Inside the Electronic Frontier Foundation 98
First time accepted submitter qwerdf writes "The Electronic Frontier Foundation's goal is 'defending your rights in the digital world', and its activities span the full gamut of freedom fighting: providing help with court cases; issuing white papers that explain current threats; running campaigns to spread awareness of various issues; and developing technologies that make our online activities safer from prying eyes. Here's a short history of how the EFF came together, what it has done so far, and how it's preparing for upcoming battles."
Small factual error? (Score:5, Informative)
Taking on the United States Secret Service is a pretty risky venture... But that’s exactly what the EFF did, shortly after it was founded in July 1990. The Secret Service had raided a small videogames book publisher, looking for a stolen technical document that might fall into the wrong hands.
If it's referring to the raid on Steve Jackson Games, SJG wasn't a 'videogames book publisher'.
EFFail (Score:1, Informative)
Unfortunately, as with all freedom-seeking organizations, the EFFs scorecard consists of losses which have already occurred, partial losses, and losses which will occur in the future. DMCA? Total loss. Copyright extensions? Total loss. CISPA? Stopped for now, we'll see it in the future. Broadcast flag? Delay, then loss -- the FCC now allows cable companies to encrypt everything, and the government is attempting to end TV broadcasting entirely to give the spectrum to cell phone companies. Surveillance? Total loss, as a Snowden has revealed. Lawsuits against corporate leakers? They may have won on paper, but the chilling effect appears to have ended the juicy leaks.
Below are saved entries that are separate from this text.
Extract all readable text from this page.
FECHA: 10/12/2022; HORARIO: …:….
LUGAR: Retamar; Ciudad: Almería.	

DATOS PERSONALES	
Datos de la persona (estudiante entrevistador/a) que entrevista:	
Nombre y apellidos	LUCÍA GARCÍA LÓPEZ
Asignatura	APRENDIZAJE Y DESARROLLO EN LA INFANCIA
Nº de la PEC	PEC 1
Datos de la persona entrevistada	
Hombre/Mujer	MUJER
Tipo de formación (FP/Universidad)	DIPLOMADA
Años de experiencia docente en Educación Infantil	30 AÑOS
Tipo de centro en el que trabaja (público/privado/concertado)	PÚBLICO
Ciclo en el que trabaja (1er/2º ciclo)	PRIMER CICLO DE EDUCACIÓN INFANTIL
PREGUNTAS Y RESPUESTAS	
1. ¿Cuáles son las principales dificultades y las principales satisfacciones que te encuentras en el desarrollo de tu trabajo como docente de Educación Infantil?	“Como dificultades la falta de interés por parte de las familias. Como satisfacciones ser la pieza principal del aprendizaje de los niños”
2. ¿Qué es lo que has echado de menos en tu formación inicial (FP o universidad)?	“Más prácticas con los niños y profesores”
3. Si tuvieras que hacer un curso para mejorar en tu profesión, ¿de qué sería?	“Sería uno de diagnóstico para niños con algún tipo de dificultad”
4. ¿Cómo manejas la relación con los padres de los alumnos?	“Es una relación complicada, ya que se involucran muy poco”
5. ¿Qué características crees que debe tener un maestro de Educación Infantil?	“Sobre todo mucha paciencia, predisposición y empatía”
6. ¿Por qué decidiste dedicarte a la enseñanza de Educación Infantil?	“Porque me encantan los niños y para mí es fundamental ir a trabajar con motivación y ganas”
Not really their fault; it's just that the age of freedom is over. Few care, and those who do are mostly against it.
Re:Money well spent (Score:5, Informative)
EFF you (Score:5, Informative)
CISPA was a big win. No, they didn't stop it forever, but if you expected that to happen you're an idiot. What was the EFF supposed to do? Murder every CEO who wanted something similar to it, murder every lobbyist who would take their money, and murder every legislator who would take their meetings? Maintaining freedom is an active process, not a one time thing.
You list about four other losses. Summarize their full list of litigation [wikipedia.org] if you're going to say they do nothing but lose.
This is not me shooting the messenger either. What you're doing is more akin to a football player in a close game screaming "We're going to lose! Repent! Defeat is inevitable! We can't win, they're going to hurt us, we may as well forfeit because our QB sucks!!!"
(Note that I never played football, but I'm pretty sure that's a good way to help the other team win)
Re:Different focus these days (Score:5, Informative)
Are you insane? EFF has been at the *forefront* of the tracking/surveillance issue. Who did AT&T whistleblower Mark Klein choose to receive his inside information about how his employer was colluding with the NSA to spy on Americans? Why, that would be the EFF, who then proceeded to bring it to public attention and sue both AT&T (Hepting v. AT&T) and the NSA (Jewel v. NSA), beginning SEVEN YEARS AGO in 2006. Fuck, read a single webpage [eff.org] and learn something, instead of ignorantly trashing one of the biggest forces for good that we have.
Re:Small factual error? (Score:5, Informative)
I remember logging in the day after the raid. Strange message came up instead of their normal B.B.S. .
Then the stories from SJG about the raid. How the 'agents' ate the teams donuts, and broke open locks with the team standing there with the keys.
It was later found out that the warrant authorizing the raid really shouldn't have been granted in the first place, to put it mildly.
I know SJG has the story on their site. If you're interested, go check it out. I'm sure it's a lot better than my so called memory.
http://sjgames.com/SS/
Re:EFFail (Score:4, Informative)
Most of it, and they got paid too.
Re:Small factual error? (Score:4, Informative)
Then the EFF's own page is wrong:
https://www.eff.org/about/history
"One of the alleged recipients of the E911 document was the systems operator at a small games book publisher out of Austin, Texas, named Steve Jackson Games."
the point is that they didn't publish videogames..
sure, some videogames were published out of the material. but not the same thing.
Re:Money well spent (Score:5, Informative)
Re:EFF is a mixed bag (Score:4, Informative)
The EFF want to ban your spam filters - they consider them to be "censorship", and unacceptable (unless there's never, ever a legitimate email accidentally blocked for any user - which isn't possibly, even theoretically).
http://w2.eff.org/spam/position_on_junk_email.php [eff.org]
(Old document, but still their current position).
Now that is a very creative (i.e. totally fucked up) interpretation of the EFF's clearly stated stance on spam. In point of fact, the EFF explicitly supports "your spam filters". To wit, "On a larger scale, EFF supports combatting spam by providing end-users with adequate tools to filter unwanted messages on the receiving end."